Ein Vertreter hat ihm einmal ein Backofengebläse aufgeschwatzt. Das war wie ein Kübelstaubsauger, bei dem der Schlauch auf die Ausblasöffnung gesteckt werden konnte. An einem langen  Eisenrohr war eine  U-förmige  Ausblaseöffnung. Damit blies er sich aber die Asche ins Gesicht und außerdem kalte Luft in den Ofen. Das hat er einmal probiert und dann stand das Gerät jahrelang herum.
Die Rauchabzugsöffnung wurde durch eine von außen zu betätigende Klappe verschlossen, denn die Wärme sollte im Ofen bleiben. Gebacken wurde also durch die in den Steinen gespeicherte Wärme.

Die Schamottesteine der Ofenausmauerung mußten  alle 3 Jahre erneuert werden. Das geschah immer an einem Dienstag nach Pfingsten, wenn der Ofen über Sonntag und Montag etwas abgekühlt war.  Ein spezialisierter Maurertrupp riss erst die Ofentüre und Wand darum heraus. Dann mußte ein etwas geistig behinderter Hilfsarbeiter in den noch ziemlich warmen Ofen schlüpfen  und das Gewölbe heraus brechen. Nachdem die alte Ausmauerung entfernt war, wurde Boden und Decke aus neuen Schamottesteinen eingemauert. Die Bretterschalung des neuen Gewölbes wurde wohl beim ersten Heizen mit verbrannt. Dann war der Ofen am nächsten Tag wieder gebrauchsfähig.

Bei der ersten Erneuerung etwa 1950 wurde in den Hohlraum über dem Ofen ein Wasserbehälter von schätzungsweise 60 Liter Inhalt eingebaut. Davon konnte mein Vater über einen Hahn etwas Wasser in den Ofen lassen, das sofort zu Dampf wurde und scheinbar gut für den Backvorgang war. Außerdem hatten wir einen Wasserhahn für heißes Wasser in der benachbarten Backstube . Da stellten wir so einmal wöchentlich eine verzinkte Blechbadewanne darunter und konnten mit dem heißen Wasser baden.  Eigenartigerweise kam dieser Warmwasserboiler ohne Sicherheitseinrichtungen aus. Er hatte das heute vorgeschriebene Rückschlagventil nicht und die Ausdehnung des Warmwassers drückte in die Wasserleitung zurück.
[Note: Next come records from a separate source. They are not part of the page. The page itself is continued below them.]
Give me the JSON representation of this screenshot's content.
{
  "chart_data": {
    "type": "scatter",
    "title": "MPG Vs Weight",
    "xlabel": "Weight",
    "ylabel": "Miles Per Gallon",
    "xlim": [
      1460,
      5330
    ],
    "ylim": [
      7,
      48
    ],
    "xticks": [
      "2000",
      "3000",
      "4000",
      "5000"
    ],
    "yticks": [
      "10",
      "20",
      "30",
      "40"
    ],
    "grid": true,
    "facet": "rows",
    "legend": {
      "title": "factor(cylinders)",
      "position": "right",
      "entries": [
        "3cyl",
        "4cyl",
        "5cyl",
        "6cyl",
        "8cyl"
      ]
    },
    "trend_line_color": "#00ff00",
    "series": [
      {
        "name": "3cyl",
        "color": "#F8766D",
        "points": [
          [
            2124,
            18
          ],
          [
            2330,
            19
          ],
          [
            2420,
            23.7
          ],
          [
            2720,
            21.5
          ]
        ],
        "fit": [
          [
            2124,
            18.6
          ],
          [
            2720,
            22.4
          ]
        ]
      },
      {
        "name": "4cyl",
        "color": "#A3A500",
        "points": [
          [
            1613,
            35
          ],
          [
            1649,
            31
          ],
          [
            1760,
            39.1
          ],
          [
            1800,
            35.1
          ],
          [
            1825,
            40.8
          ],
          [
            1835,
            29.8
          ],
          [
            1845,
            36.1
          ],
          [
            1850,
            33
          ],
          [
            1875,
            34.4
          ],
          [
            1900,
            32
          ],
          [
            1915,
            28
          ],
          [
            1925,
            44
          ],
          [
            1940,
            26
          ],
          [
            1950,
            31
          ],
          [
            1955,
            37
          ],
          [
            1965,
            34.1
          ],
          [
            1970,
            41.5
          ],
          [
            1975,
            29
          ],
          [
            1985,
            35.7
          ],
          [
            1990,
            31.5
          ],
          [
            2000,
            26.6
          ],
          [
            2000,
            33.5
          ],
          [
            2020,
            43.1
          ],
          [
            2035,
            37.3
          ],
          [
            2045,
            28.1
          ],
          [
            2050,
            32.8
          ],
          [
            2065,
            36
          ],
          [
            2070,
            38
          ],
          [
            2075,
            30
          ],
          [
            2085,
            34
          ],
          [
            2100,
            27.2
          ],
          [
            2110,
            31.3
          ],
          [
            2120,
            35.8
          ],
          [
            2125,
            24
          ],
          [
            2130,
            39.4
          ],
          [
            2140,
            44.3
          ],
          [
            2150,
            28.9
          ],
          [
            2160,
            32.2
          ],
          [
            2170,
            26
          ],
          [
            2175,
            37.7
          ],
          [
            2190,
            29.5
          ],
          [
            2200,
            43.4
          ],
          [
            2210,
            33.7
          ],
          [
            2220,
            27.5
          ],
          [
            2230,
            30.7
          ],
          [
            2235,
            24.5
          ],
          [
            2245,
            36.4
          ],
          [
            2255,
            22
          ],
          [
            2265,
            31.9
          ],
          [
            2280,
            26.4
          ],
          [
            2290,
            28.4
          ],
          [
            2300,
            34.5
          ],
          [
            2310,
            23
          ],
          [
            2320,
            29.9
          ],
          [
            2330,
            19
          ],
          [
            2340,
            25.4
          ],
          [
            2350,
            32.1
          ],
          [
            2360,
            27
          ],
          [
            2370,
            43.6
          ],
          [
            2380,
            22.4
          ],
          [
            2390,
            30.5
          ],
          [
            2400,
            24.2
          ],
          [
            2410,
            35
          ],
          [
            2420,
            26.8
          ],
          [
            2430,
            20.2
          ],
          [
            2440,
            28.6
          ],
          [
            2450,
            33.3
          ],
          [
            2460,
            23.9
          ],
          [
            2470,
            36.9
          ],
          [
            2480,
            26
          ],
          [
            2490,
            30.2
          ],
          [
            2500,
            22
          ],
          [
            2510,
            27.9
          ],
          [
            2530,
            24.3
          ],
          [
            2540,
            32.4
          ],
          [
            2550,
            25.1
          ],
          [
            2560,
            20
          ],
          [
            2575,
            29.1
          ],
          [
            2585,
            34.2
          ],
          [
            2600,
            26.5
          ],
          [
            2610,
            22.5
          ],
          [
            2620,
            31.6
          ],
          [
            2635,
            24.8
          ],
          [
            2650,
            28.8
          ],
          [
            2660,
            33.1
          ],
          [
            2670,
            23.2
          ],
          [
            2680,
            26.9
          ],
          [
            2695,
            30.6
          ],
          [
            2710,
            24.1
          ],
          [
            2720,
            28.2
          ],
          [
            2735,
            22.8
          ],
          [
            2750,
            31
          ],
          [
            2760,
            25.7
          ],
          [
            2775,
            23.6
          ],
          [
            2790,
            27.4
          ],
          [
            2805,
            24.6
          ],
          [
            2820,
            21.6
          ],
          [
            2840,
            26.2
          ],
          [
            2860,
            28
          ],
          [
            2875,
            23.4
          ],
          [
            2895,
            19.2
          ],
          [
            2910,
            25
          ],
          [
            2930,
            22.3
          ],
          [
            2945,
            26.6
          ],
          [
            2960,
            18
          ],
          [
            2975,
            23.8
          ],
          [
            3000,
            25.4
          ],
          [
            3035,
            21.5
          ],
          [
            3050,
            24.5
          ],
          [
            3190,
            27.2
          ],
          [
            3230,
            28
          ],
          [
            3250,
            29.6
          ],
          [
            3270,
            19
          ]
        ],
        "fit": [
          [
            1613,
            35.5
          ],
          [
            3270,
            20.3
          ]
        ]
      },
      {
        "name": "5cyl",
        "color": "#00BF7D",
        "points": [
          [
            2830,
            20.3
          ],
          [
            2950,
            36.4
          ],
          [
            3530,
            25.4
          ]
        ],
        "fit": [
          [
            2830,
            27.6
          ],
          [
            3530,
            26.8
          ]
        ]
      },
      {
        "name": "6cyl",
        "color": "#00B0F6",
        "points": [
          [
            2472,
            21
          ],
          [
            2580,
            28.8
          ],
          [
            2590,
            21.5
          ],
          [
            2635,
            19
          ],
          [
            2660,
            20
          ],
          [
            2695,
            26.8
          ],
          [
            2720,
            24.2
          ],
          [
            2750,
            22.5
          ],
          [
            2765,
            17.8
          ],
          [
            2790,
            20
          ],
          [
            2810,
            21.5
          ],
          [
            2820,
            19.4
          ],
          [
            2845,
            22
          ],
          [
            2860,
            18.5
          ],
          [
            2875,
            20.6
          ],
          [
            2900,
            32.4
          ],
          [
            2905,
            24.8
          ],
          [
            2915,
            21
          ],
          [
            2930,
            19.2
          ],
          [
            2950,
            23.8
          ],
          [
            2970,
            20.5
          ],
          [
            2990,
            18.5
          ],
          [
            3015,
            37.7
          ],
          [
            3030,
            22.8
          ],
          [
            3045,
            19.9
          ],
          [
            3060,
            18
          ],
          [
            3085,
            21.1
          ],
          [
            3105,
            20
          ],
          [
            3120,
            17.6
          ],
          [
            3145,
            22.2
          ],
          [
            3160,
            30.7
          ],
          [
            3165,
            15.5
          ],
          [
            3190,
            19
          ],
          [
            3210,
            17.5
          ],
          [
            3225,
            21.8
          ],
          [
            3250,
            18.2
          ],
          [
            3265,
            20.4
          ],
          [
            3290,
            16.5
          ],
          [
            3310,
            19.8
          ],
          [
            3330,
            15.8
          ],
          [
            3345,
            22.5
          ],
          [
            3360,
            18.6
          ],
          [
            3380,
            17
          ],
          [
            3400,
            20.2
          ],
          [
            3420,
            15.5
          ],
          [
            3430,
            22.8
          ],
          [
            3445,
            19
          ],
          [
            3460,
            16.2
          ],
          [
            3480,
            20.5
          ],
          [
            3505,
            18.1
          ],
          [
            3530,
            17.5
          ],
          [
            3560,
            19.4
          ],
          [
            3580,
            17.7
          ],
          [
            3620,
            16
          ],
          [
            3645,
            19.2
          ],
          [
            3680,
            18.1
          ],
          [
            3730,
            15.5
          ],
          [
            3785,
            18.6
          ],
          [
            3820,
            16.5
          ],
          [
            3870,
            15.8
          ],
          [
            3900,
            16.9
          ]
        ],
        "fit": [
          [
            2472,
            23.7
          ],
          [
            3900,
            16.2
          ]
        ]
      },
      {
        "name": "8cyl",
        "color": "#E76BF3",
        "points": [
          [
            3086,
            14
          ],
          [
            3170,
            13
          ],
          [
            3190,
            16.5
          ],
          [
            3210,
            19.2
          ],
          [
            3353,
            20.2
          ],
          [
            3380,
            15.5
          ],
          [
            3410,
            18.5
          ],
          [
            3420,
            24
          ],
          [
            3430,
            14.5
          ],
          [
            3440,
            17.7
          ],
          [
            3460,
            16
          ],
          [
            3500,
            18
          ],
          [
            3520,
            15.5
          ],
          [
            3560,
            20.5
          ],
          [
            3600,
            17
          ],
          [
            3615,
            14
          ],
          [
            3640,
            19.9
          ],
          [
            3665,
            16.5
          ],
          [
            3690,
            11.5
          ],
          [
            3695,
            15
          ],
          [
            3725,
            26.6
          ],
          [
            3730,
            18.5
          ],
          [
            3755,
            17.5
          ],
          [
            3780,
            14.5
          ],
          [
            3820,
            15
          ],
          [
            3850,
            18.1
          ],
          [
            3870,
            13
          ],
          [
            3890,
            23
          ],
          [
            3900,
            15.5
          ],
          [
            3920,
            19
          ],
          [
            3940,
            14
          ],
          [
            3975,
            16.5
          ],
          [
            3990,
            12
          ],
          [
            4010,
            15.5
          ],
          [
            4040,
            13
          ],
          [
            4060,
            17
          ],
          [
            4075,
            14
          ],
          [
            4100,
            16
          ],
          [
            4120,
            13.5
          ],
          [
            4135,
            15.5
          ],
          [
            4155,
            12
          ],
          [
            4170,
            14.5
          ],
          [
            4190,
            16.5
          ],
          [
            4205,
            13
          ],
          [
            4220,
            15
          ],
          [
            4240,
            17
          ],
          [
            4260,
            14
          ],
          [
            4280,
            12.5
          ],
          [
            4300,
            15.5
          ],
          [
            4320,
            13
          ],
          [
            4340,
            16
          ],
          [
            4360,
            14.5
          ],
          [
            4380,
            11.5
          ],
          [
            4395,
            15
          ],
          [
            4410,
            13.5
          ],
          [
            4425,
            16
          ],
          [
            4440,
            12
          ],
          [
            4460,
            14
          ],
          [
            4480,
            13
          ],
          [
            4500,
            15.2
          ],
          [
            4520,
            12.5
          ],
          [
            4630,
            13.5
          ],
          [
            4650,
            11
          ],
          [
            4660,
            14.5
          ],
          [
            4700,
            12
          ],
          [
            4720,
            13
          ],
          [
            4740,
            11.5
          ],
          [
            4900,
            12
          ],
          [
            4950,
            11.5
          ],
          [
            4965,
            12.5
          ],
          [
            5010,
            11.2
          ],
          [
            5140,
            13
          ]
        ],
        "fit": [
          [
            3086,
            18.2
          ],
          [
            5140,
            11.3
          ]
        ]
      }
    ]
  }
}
Der Platz des Boilers war wohl so gewählt, daß das Wasser beim üblichen Wasserleitungsdruck nicht zum Kochen kam. Drehte man die Leitung auf, so kam es schon vor, daß sich Dampfblasen bildeten und mit lautem Knall aus dem Wasserhahn schossen. Jedenfalls hat diese primitive Installation funktioniert.

Durch den Backofen und seinen Kamin wurde diese Ecke des ansonsten feuchten Hauses trocken geheizt. Die Wohnungen bis in den zweiten Stock brauchten keine Heizung. Der Kürschner im Pelzladen über dem Backofen beklagte sich aber sehr, daß er  im Sommer die Hitze kaum aushalten konnte.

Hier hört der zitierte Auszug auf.